Amazing woolly mammoth carcass found in Siberia


Amazing mammoth carcass found in Siberia
Amazing mammoth carcass found in Siberia

PA


An 11-year-old boy has found a well-preserved mammoth carcass while out walking his dog in northern Siberia.

The remains were discovered at the end of August in Sopochnaya Karga, 3,500km (2,200 miles) northeast of Moscow, according to the BBC.

A team of experts from St Petersburg spent fie days extracting the body from frozen mud in September.

They estimate the mammoth to have been two metres tall and 500kg in weight, and guessed its age at the time of its death to be around 16.

Amazing mammoth carcass found in Siberia
Amazing mammoth carcass found in Siberia

PA


The carcass has been named Zhenya, after Zhenya Salinder, the young boy who found it.

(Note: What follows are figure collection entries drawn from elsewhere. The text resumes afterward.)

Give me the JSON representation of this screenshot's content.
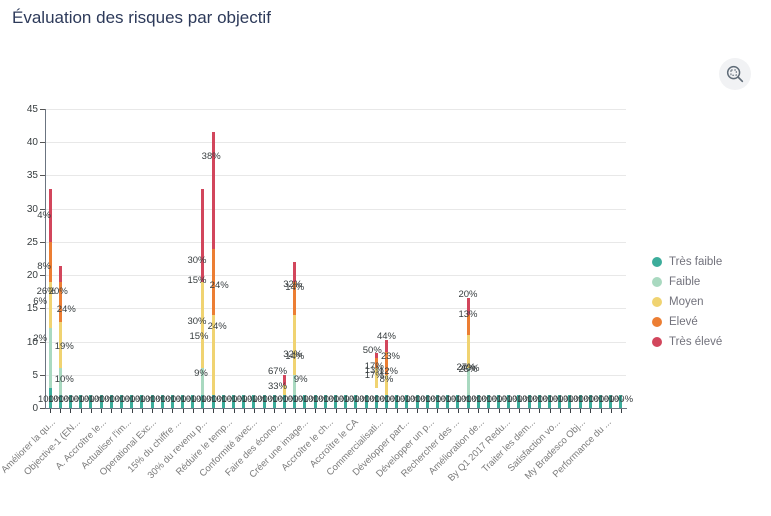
{
  "page": {
    "title": "Évaluation des risques par objectif"
  },
  "toolbar": {
    "zoom_button": {
      "icon": "zoom-selection-icon"
    }
  },
  "legend": {
    "position": "right",
    "items": [
      {
        "label": "Très faible",
        "color": "#3cad9b"
      },
      {
        "label": "Faible",
        "color": "#a9d9c0"
      },
      {
        "label": "Moyen",
        "color": "#f0d371"
      },
      {
        "label": "Elevé",
        "color": "#ec7e33"
      },
      {
        "label": "Très élevé",
        "color": "#d2465c"
      }
    ]
  },
  "chart_data": {
    "type": "bar",
    "stacked": true,
    "title": "Évaluation des risques par objectif",
    "xlabel": "",
    "ylabel": "",
    "ylim": [
      0,
      45
    ],
    "yticks": [
      0,
      5,
      10,
      15,
      20,
      25,
      30,
      35,
      40,
      45
    ],
    "grid": "horizontal",
    "legend_position": "right",
    "levels": {
      "Très faible": "#3cad9b",
      "Faible": "#a9d9c0",
      "Moyen": "#f0d371",
      "Elevé": "#ec7e33",
      "Très élevé": "#d2465c"
    },
    "n_columns": 57,
    "base_column": {
      "level": "Très faible",
      "value": 2,
      "data_label": "100%",
      "data_label_at": 1.3,
      "note": "every column shows a small Très-faible bar with an overlapping 100% label forming a dark band"
    },
    "x_labels_visible": [
      "Améliorer la qu...",
      "Objective-1 (EN...",
      "A. Accroître le...",
      "Actualiser l'im...",
      "Operational Exc...",
      "15% du chiffre ...",
      "30% du revenu p...",
      "Réduire le temp...",
      "Conformité avec...",
      "Faire des écono...",
      "Créer une image...",
      "Accroître le ch...",
      "Accroître le CA",
      "Commercialisati...",
      "Développer part...",
      "Développer un p...",
      "Rechercher des ...",
      "Amélioration de...",
      "By Q1 2017 Redu...",
      "Traiter les dem...",
      "Satisfaction vo...",
      "My Bradesco Obj...",
      "Performance du ..."
    ],
    "featured_columns": [
      {
        "col": 0,
        "segments": [
          {
            "level": "Très faible",
            "from": 0,
            "to": 3
          },
          {
            "level": "Faible",
            "from": 3,
            "to": 12
          },
          {
            "level": "Moyen",
            "from": 12,
            "to": 19
          },
          {
            "level": "Elevé",
            "from": 19,
            "to": 25
          },
          {
            "level": "Très élevé",
            "from": 25,
            "to": 33
          }
        ],
        "labels": [
          {
            "text": "4%",
            "at": 29,
            "dx": -6
          },
          {
            "text": "8%",
            "at": 21.3,
            "dx": -6
          },
          {
            "text": "26%",
            "at": 17.6,
            "dx": -4
          },
          {
            "text": "6%",
            "at": 16.1,
            "dx": -10
          },
          {
            "text": "2%",
            "at": 10.6,
            "dx": -10
          }
        ]
      },
      {
        "col": 1,
        "segments": [
          {
            "level": "Très faible",
            "from": 0,
            "to": 2
          },
          {
            "level": "Faible",
            "from": 2,
            "to": 6
          },
          {
            "level": "Moyen",
            "from": 6,
            "to": 13
          },
          {
            "level": "Elevé",
            "from": 13,
            "to": 19
          },
          {
            "level": "Très élevé",
            "from": 19,
            "to": 21.3
          }
        ],
        "labels": [
          {
            "text": "20%",
            "at": 17.6,
            "dx": -2
          },
          {
            "text": "24%",
            "at": 14.9,
            "dx": 6
          },
          {
            "text": "19%",
            "at": 9.4,
            "dx": 4
          },
          {
            "text": "10%",
            "at": 4.3,
            "dx": 4
          }
        ]
      },
      {
        "col": 15,
        "segments": [
          {
            "level": "Très faible",
            "from": 0,
            "to": 2
          },
          {
            "level": "Faible",
            "from": 2,
            "to": 6
          },
          {
            "level": "Moyen",
            "from": 6,
            "to": 19
          },
          {
            "level": "Très élevé",
            "from": 19,
            "to": 33
          }
        ],
        "labels": [
          {
            "text": "30%",
            "at": 22.2,
            "dx": -6
          },
          {
            "text": "15%",
            "at": 19.3,
            "dx": -6
          },
          {
            "text": "30%",
            "at": 13.1,
            "dx": -6
          },
          {
            "text": "15%",
            "at": 10.9,
            "dx": -4
          },
          {
            "text": "9%",
            "at": 5.3,
            "dx": -2
          }
        ]
      },
      {
        "col": 16,
        "segments": [
          {
            "level": "Très faible",
            "from": 0,
            "to": 2
          },
          {
            "level": "Moyen",
            "from": 2,
            "to": 14
          },
          {
            "level": "Elevé",
            "from": 14,
            "to": 24
          },
          {
            "level": "Très élevé",
            "from": 24,
            "to": 41.5
          }
        ],
        "labels": [
          {
            "text": "38%",
            "at": 38,
            "dx": -2
          },
          {
            "text": "24%",
            "at": 18.5,
            "dx": 6
          },
          {
            "text": "24%",
            "at": 12.3,
            "dx": 4
          }
        ]
      },
      {
        "col": 23,
        "segments": [
          {
            "level": "Très faible",
            "from": 0,
            "to": 2
          },
          {
            "level": "Moyen",
            "from": 2,
            "to": 3.5
          },
          {
            "level": "Très élevé",
            "from": 3.5,
            "to": 5
          }
        ],
        "labels": [
          {
            "text": "67%",
            "at": 5.6,
            "dx": -7
          },
          {
            "text": "33%",
            "at": 3.3,
            "dx": -7
          }
        ]
      },
      {
        "col": 24,
        "segments": [
          {
            "level": "Très faible",
            "from": 0,
            "to": 2
          },
          {
            "level": "Faible",
            "from": 2,
            "to": 5
          },
          {
            "level": "Moyen",
            "from": 5,
            "to": 14
          },
          {
            "level": "Elevé",
            "from": 14,
            "to": 19
          },
          {
            "level": "Très élevé",
            "from": 19,
            "to": 22
          }
        ],
        "labels": [
          {
            "text": "32%",
            "at": 18.6,
            "dx": -2
          },
          {
            "text": "14%",
            "at": 18.2,
            "dx": 0
          },
          {
            "text": "32%",
            "at": 8.2,
            "dx": -2
          },
          {
            "text": "14%",
            "at": 7.8,
            "dx": 0
          },
          {
            "text": "9%",
            "at": 4.4,
            "dx": 6
          }
        ]
      },
      {
        "col": 32,
        "segments": [
          {
            "level": "Très faible",
            "from": 0,
            "to": 2
          },
          {
            "level": "Moyen",
            "from": 3,
            "to": 6
          },
          {
            "level": "Elevé",
            "from": 6,
            "to": 7.5
          },
          {
            "level": "Très élevé",
            "from": 7.5,
            "to": 8.3
          }
        ],
        "labels": [
          {
            "text": "50%",
            "at": 8.7,
            "dx": -4
          },
          {
            "text": "17%",
            "at": 6.3,
            "dx": -2
          },
          {
            "text": "13%",
            "at": 5.7,
            "dx": -2
          },
          {
            "text": "17%",
            "at": 4.9,
            "dx": -2
          }
        ]
      },
      {
        "col": 33,
        "segments": [
          {
            "level": "Très faible",
            "from": 0,
            "to": 2
          },
          {
            "level": "Moyen",
            "from": 2,
            "to": 5
          },
          {
            "level": "Elevé",
            "from": 5,
            "to": 8.5
          },
          {
            "level": "Très élevé",
            "from": 8.5,
            "to": 10.2
          }
        ],
        "labels": [
          {
            "text": "44%",
            "at": 10.9,
            "dx": 0
          },
          {
            "text": "23%",
            "at": 7.9,
            "dx": 4
          },
          {
            "text": "12%",
            "at": 5.6,
            "dx": 2
          },
          {
            "text": "8%",
            "at": 4.3,
            "dx": 0
          }
        ]
      },
      {
        "col": 41,
        "segments": [
          {
            "level": "Très faible",
            "from": 0,
            "to": 2
          },
          {
            "level": "Faible",
            "from": 2,
            "to": 6
          },
          {
            "level": "Moyen",
            "from": 6,
            "to": 11
          },
          {
            "level": "Elevé",
            "from": 11,
            "to": 14
          },
          {
            "level": "Très élevé",
            "from": 14,
            "to": 16.5
          }
        ],
        "labels": [
          {
            "text": "20%",
            "at": 17.1,
            "dx": 0
          },
          {
            "text": "13%",
            "at": 14.2,
            "dx": 0
          },
          {
            "text": "27%",
            "at": 6.2,
            "dx": -2
          },
          {
            "text": "40%",
            "at": 6.0,
            "dx": 2
          },
          {
            "text": "25%",
            "at": 5.8,
            "dx": 0
          }
        ]
      }
    ]
  }
}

Alexei Tikhonov, from the St Petersburg Zoology Institute, led the team excavating the mammoth, and said this specimen was likely to have been killed by Ice Age humans, or by a rival mammoth.

Sergei Gorbunov, from the International Mammoth Committee, which works to recover and safeguard remains, said: "We had to use both traditional instruments such as axes, picks, shovels as well as such devices as this "steamer" which allowed us to thaw a thin layer of permafrost.

"Then we cleaned it off, and then we melted more of it. It took us a week to complete this task."

Woolly mammoths grew up to four metres (13 feet) in height and 10 tons in weight.

According to the Star Tribune, they migrated across huge areas between Great Britain and North America, and thought to have died out around 10,000 years ago, driven to extinction by humans and a changing climate.

Most mammoth carcasses have been found in the Siberian permafrost, and many discoveries have been that of calves.